I think the best scenario is having one season completely ready to ship while I’m knocking down interviews. That scenario would make a year 2021 release for Season 1. Which isn’t really significant to the relevance of the content. Best case scenario tho is that I have a team because the first launch. That would be freakin swell. There will be no shortage of capable bodies from the “born-with-tablets” generation.

Right! My dad and I talking – well, he dropped a pretty serious bomb on me that flipped an idea I had been holding onto since childhood. I don’t think I want to share something this level of personal here. In my early years of living in Alabama, I convinced myself that this guy hated me and was out to ruin my good times. Well, one very, very significant situation that I didn’t have the behind-the-curtains view of lead me to draw a conclusion that was wrong. If fact, the conclusion that I drew because a HUGE source of angst I had towards my dad, the tyrant. In short, those feelings were not caused by the source that I believed they were, and then 25 years later the doors are open wide and the truth revealed.

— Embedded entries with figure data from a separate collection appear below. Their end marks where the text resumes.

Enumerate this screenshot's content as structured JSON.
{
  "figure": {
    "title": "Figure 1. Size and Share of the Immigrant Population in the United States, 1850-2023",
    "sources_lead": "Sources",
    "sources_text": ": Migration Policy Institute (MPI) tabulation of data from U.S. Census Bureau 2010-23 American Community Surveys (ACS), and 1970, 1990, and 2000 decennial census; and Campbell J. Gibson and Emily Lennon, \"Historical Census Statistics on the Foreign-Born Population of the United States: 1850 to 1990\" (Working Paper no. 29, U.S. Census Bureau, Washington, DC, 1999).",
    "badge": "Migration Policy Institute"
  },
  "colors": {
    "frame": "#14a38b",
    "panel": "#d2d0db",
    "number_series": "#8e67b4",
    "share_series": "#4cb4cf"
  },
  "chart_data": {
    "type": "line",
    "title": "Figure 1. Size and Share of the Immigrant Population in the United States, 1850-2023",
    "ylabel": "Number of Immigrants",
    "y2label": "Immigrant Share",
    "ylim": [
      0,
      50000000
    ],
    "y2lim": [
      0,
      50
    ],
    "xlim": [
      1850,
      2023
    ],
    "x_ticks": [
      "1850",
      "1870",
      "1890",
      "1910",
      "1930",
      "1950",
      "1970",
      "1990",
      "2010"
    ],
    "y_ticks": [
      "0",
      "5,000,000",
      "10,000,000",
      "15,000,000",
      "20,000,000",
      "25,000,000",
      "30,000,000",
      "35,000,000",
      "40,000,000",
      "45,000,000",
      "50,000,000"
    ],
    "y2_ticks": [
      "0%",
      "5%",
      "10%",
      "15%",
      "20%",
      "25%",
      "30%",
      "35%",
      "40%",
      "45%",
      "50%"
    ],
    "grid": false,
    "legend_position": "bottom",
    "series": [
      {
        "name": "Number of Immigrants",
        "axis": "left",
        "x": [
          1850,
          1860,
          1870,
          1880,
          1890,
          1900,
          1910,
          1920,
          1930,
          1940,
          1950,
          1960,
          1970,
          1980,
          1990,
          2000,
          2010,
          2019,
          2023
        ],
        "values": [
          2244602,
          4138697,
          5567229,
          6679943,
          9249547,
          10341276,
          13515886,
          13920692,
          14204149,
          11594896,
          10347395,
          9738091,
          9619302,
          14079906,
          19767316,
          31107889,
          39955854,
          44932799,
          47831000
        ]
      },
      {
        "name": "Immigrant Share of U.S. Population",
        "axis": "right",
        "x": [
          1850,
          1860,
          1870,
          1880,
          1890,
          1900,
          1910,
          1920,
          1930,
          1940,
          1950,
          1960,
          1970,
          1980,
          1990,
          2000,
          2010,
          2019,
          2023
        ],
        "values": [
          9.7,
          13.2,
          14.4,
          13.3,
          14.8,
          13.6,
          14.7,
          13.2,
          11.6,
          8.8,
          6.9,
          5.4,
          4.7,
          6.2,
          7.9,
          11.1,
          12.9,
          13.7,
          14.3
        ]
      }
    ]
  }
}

It was really perfect timing to explain to Dad that those kinds of events are exactly why Candid Dad has to happen. There are just things that parents go through that they shield their children from knowing and for many reason:

1) Children generally understand things in straight lines and for most ages, seeing is believing
2) Parents want to protect children from certain ideas that might cause them to blame themselves for certain things

We can go on and on there. But I used that story and how it changed my whole perception of my teens and adulthood to support the argument that children can benefit from hearing their dads tell their stories, humanizing themselves, and most importantly educating the children their raising on parenting.

All of us, every one of us human beings like to convince ourselves that our parents are superhuman and invincible and the smartest people on the planet. And unfortunately some of us discover our parents vulnerabilities in damaging ways.

I didn’t understand until I became a parent that “Oh, mom and dad were figuring it out as they went.” My parents weren’t superheros. They were actually improvisation experts, living fire extinguishers, and master jugglers. How much better could any of us have adapted to the swings of marriage, family, work life if we had of understood things like this sooner?

The answer to that is why I have to create Candid Dad. I want to change the dynamic of what we believe children should learn or can understand.

Dad was really on board with it and gave me somethings to consider in the literature behind it. So that was really good. I also told him I’d eventually like to have him in the seat – which should test all my interviewing skills. Maybe we’ll get him for Season 2.